La précompréhension de Bultmann ne suppose-t-elle pas une préomniscience de l’homme ? En cela,


l’homme est-il encore compris comme un être réellement fini chez Bultmann ? L’homme n’est-il pas
capable d’apprendre à comprendre en ce sens qu’il lui incombe, par le détour des efforts de dialogue et
malgré ses biais interprétatifs, de disposer les conditions d’une bonne compréhension ?
Théologiquement : Critique quant à la précompréhension de Dieu/de la Parole de Dieu

Bultmann explique que « l’interprétation de la Bible n’est pas soumise à d’autres conditions de
compréhension que celles auxquelles toute autre littérature est soumise ». Ainsi, son concept de
précompréhension trouve à se déployer sans nuance sur les textes bibliques et à Dieu lui-même.

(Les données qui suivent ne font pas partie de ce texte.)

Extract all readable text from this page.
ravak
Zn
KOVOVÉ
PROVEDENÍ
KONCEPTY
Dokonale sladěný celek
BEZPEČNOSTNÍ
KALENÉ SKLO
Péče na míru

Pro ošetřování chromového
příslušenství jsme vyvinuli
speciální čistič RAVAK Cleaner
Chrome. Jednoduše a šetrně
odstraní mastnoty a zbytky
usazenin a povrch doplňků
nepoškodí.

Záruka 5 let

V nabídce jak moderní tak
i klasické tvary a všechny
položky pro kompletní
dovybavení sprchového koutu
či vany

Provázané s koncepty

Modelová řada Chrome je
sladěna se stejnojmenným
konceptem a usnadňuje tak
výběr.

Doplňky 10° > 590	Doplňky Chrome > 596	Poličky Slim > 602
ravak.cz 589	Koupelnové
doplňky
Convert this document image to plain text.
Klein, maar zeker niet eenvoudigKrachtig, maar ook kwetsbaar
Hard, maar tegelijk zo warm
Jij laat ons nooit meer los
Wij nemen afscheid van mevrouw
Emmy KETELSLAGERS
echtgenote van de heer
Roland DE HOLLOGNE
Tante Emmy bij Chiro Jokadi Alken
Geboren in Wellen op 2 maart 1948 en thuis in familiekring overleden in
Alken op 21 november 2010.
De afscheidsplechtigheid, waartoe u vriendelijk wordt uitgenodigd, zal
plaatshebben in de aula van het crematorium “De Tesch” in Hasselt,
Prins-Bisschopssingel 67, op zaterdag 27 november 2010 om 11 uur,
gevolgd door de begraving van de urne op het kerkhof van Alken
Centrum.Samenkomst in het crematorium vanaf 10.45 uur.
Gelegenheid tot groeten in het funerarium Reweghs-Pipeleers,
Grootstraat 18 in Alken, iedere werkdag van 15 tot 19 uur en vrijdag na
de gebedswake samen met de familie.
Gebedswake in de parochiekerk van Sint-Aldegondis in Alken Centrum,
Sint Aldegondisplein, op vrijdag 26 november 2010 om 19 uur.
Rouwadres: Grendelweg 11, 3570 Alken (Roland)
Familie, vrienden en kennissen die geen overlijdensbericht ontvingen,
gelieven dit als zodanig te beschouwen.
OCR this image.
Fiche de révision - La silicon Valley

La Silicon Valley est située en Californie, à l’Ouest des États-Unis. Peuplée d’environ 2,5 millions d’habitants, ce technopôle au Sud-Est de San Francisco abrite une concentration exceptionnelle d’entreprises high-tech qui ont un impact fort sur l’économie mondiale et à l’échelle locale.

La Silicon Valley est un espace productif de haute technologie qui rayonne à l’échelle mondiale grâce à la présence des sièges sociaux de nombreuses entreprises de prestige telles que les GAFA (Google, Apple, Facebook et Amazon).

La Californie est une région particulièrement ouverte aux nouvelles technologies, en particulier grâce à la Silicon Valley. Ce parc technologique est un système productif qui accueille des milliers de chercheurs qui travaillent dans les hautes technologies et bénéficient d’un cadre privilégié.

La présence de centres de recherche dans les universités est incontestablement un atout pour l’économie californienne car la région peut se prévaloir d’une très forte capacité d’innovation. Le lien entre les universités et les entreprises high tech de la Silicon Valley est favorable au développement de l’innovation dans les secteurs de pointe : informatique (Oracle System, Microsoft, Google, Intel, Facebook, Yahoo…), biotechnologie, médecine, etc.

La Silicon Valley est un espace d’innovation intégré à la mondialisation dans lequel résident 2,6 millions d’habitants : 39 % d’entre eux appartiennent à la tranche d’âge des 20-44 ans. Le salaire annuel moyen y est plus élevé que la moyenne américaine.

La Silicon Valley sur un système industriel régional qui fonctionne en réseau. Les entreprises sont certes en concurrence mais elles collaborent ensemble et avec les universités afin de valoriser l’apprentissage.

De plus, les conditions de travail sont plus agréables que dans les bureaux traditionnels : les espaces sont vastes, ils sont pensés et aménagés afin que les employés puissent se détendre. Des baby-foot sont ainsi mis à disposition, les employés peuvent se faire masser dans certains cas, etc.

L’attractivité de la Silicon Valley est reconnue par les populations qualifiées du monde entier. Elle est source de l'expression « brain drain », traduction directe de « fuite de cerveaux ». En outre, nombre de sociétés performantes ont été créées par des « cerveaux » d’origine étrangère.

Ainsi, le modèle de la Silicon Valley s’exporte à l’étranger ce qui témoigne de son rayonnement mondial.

Une pareille conception pose plusieurs épineux problèmes :


- D’abord, la possibilité même d’une précompréhension de Dieu : précomprendre Dieu ne serait-ce
pas lui enlever la primauté, la primordialité inhérente à sa Personne ? Dieu ne nous devance-t-il pas
toujours ? N’est-ce alors pas Lui qui crée en nous les conditions de sa compréhension ? En somme,
Dieu n’est-il pas tout à la fois le révélé et le révélant ?
- Ensuite, l’inévitable « chosification » de Dieu : Rappelons-nous qu’il s’agit pour Bultmann d’une
« précompréhension de la chose dont il est question ou qui est en question » dans le texte. Or Dieu,
s’il est vraiment Dieu, est nécessairement tout autre chose qu’une chose qu’on peut questionner
ou mettre en question. Le Dieu des chrétiens est un Dieu Vivant, une Personne avec laquelle on
dialogue

Lorsque Bultmann illustre son propos en citant Augustin il parait déformé son propos (« Tu nos fecisti ad
Te, et cor nostrum inquietum est, donec requiescat in Te » (c’est toi qui pousses l’homme à prendre plaisir
à te louer, parce que tu nous as faits orientés vers toi. Notre cœur est sans repos tant qu’il ne repose pas en
toi) en ne retenant que la dynamique interne, l’aspiration de tout homme à connaître Dieu. Or, Augustin
souligne que cette orientation est le fait de Dieu lui-même : qui est-ce qui pousse l’homme ? « c’est Toi ».